Using sulfolane in the perovskite precursor expands the processing window from 9 seconds to 90 seconds, creating tight crystalline layers over a large area while being less dependent on the processing conditions.
The sulfolane method can be easily modified by the existing industrial manufacturing methods, which will help pave the way towards commercialization.
Perovskite is any material with a unique crystal structure similar to the mineral perovskite. Perovskites can be fabricated and fabricated into very thin films, which makes them useful for photovoltaic solar cells.

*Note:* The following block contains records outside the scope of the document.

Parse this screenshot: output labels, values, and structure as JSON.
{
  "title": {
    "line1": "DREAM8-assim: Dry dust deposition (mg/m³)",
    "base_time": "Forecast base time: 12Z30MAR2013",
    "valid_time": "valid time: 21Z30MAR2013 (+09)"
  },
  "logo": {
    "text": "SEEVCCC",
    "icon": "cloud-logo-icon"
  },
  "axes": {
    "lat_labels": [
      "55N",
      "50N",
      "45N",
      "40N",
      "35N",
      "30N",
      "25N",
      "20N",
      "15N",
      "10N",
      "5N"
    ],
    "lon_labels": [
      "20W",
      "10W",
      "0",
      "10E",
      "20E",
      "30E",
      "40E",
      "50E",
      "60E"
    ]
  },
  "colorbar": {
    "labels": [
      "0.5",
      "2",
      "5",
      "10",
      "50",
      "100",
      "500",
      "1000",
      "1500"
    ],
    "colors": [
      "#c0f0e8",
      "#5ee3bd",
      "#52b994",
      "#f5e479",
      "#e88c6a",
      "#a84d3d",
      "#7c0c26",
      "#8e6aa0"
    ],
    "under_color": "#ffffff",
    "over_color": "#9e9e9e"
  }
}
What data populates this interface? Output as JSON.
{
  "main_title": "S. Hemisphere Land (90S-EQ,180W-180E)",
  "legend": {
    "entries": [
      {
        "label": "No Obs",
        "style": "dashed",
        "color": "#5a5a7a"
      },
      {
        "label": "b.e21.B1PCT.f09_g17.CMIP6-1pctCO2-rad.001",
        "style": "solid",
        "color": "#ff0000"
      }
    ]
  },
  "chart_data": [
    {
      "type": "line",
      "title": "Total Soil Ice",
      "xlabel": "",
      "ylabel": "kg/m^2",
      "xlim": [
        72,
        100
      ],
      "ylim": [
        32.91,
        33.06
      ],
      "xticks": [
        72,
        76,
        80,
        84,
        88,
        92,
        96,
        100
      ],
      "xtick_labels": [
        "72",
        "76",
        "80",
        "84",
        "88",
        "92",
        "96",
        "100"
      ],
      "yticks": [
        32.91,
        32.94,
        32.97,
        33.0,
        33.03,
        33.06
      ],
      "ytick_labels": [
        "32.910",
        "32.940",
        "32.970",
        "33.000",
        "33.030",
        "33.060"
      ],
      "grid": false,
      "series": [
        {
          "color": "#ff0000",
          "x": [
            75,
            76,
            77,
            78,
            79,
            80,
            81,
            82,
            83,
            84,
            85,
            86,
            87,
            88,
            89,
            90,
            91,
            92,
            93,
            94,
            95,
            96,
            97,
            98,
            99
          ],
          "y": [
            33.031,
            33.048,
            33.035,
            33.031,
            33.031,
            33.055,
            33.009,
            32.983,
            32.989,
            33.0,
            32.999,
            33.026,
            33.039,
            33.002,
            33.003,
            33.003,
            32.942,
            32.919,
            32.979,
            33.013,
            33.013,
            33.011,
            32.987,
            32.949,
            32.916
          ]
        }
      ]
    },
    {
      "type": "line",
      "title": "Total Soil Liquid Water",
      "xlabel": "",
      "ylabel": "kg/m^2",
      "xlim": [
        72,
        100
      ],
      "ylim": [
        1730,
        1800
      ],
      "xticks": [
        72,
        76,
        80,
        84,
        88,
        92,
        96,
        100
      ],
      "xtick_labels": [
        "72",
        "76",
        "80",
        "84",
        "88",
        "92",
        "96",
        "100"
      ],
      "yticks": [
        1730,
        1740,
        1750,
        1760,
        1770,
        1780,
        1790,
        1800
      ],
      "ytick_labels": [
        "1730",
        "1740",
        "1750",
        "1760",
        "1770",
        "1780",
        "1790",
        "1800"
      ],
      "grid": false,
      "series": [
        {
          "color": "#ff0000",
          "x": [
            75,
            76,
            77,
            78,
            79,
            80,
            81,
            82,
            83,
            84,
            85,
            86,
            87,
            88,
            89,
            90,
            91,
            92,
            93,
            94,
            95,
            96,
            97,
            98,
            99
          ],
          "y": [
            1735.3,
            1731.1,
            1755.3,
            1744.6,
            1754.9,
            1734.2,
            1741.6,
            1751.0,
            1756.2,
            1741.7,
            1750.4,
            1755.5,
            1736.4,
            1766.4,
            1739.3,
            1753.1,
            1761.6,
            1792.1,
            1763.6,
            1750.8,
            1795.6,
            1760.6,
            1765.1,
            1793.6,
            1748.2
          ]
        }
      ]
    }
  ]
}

Details: “Simple one-step method with wide processing window” by Hsin-Hsiang Huang, Qi-Han Liu, Hsinhan Tsai, Shreetu Shrestha, Li-Yun Su, Po-Tuan Chen, Yu-Ting Chen, Tso-An Yang, Hsin Lu, Ching-Hsiang Chuang, King-Fu Lin, Syang-Peng Rwei, Wanyi Nie and Leeyih Wang, March 18, 2021, Joule.
DOI: 10.1016 / j.joule.2021.02.012
The funding: This work was accomplished, in part, at the Center for Integrated Nanotechnologies, a Science Office User Facility run for the U.S. Department of Energy (DOE) Science Office by Los Alamos National Laboratory (LANL) (Contract 89233218CNA000001). Work by Shreetu Shrestha and Wanyi Nie was supported by the LANL-LDRD program. Hsinhan Tsai acknowledges the financial support of J. Robert Oppenheimer (JRO) of the prestigious Postdoc Federation at LANL.